30 October 2006

A Weak Faith Lost.


The National Review's John Derbyshire is not a Christian, and he tells us at some length why. Some of it manages to be intellectually feeble and patronizing at the same time (i.e., reduces to "Christians are just not as smart and well-informed as am I."), and some is very thoughtful and even poignant and deserving of a gentle and respectful answer.

The faith I was brought up in — my “faith tradition,” as Al Gore would say — was Anglican Christianity. This is an English, very English, variant of the great old Catholic tradition, with most of the intellectuality and authoritarianism of the Roman church stripped away. English people don’t much like intellectuals — to an English ear, the very word “intellectual” has an obnoxiously continental sound to it, cliques of self-absorbed Bohemian mischief-makers arguing about nothing important in smoky Left Bank cafes — and the Reformation convinced the English that intellectuals are especially pestiferous in matters of faith.
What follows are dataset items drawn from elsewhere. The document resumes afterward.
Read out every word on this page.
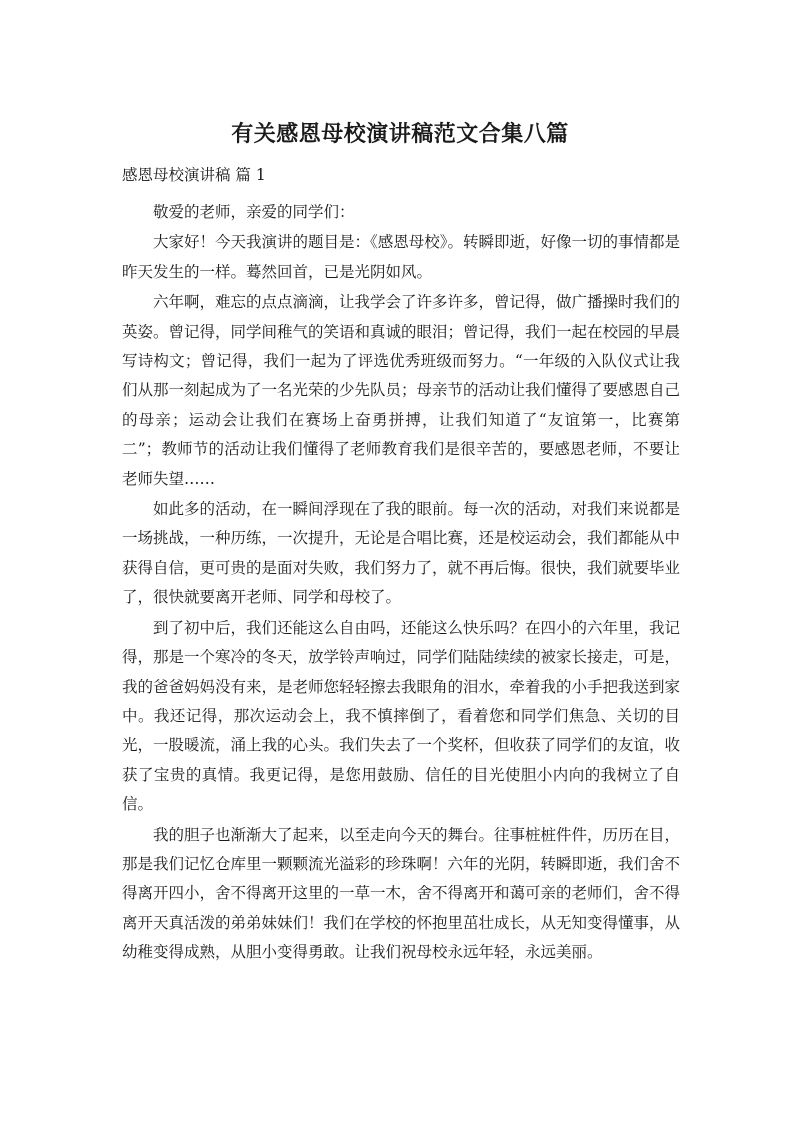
有关感恩母校演讲稿范文合集八篇

感恩母校演讲稿 篇 1

敬爱的老师，亲爱的同学们：

大家好！今天我演讲的题目是：《感恩母校》。转瞬即逝，好像一切的事情都是昨天发生的一样。蓦然回首，已是光阴如风。

六年啊，难忘的点点滴滴，让我学会了许多许多，曾记得，做广播操时我们的英姿。曾记得，同学间稚气的笑语和真诚的眼泪；曾记得，我们一起在校园的早晨写诗构文；曾记得，我们一起为了评选优秀班级而努力。“一年级的入队仪式让我们从那一刻起成为了一名光荣的少先队员；母亲节的活动让我们懂得了要感恩自己的母亲；运动会让我们在赛场上奋勇拼搏，让我们知道了“友谊第一，比赛第二”；教师节的活动让我们懂得了老师教育我们是很辛苦的，要感恩老师，不要让老师失望……

如此多的活动，在一瞬间浮现在了我的眼前。每一次的活动，对我们来说都是一场挑战，一种历练，一次提升，无论是合唱比赛，还是校运动会，我们都能从中获得自信，更可贵的是面对失败，我们努力了，就不再后悔。很快，我们就要毕业了，很快就要离开老师、同学和母校了。

到了初中后，我们还能这么自由吗，还能这么快乐吗？在四小的六年里，我记得，那是一个寒冷的冬天，放学铃声响过，同学们陆陆续续的被家长接走，可是，我的爸爸妈妈没有来，是老师您轻轻擦去我眼角的泪水，牵着我的小手把我送到家中。我还记得，那次运动会上，我不慎摔倒了，看着您和同学们焦急、关切的目光，一股暖流，涌上我的心头。我们失去了一个奖杯，但收获了同学们的友谊，收获了宝贵的真情。我更记得，是您用鼓励、信任的目光使胆小内向的我树立了自信。

我的胆子也渐渐大了起来，以至走向今天的舞台。往事桩桩件件，历历在目，那是我们记忆仓库里一颗颗流光溢彩的珍珠啊！六年的光阴，转瞬即逝，我们舍不得离开四小，舍不得离开这里的一草一木，舍不得离开和蔼可亲的老师们，舍不得离开天真活泼的弟弟妹妹们！我们在学校的怀抱里茁壮成长，从无知变得懂事，从幼稚变得成熟，从胆小变得勇敢。让我们祝母校永远年轻，永远美丽。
I was once hanging around in the National Review offices talking to an editor (since departed) who was also an Anglican, though an American one — which is to say, an Episcopalian. We got to talking about the Thirty-Nine Articles that define Anglican faith. Did she actually know any of the articles, I asked? No, she confessed, she didn’t. I admitted that I didn’t either. We looked them up on the Internet. There we were, two intelligent and well-educated Anglicans, a fiftysomething guy and a thirtysomething lady, gazing curiously at the articles of the faith we had professed all our lives. That’s Anglicanism. In England it is quite a common thing for some Anglican bishop to get into the news by saying publicly that the Virgin Birth, or some other point of doctrine, is most probably false, and worshippers shouldn’t feel bad about not believing it.

Working in America, and especially exchanging e-mails for several years with National Review readers, I lost my Anglican innocence. Take a fish out of water, it dies; take an Englishman out of Anglican England, his faith takes a blow. It doesn’t necessarily die — I know plenty of cases where it didn’t — but people of really feeble faith, like mine, need every possible support, and emigration knocks one prop away. In America, at any rate for most conservatives (taking my Episcopalian colleague as an exception), you are actually supposed to think about your faith, and even, for heaven’s sake, read about it! With the keen immigrant’s desire to be more native than the natives, I did my best with this, but found I constitutionally couldn’t. The books sent me to sleep; and when I tried to think about Christianity, it all fell apart.

That bit is probably the most subjective and personal of his reasons - and thus likely the least incisive for others - but of special interest to us Anglicans.
Links in the excerpt are Derbyshire's, not mine.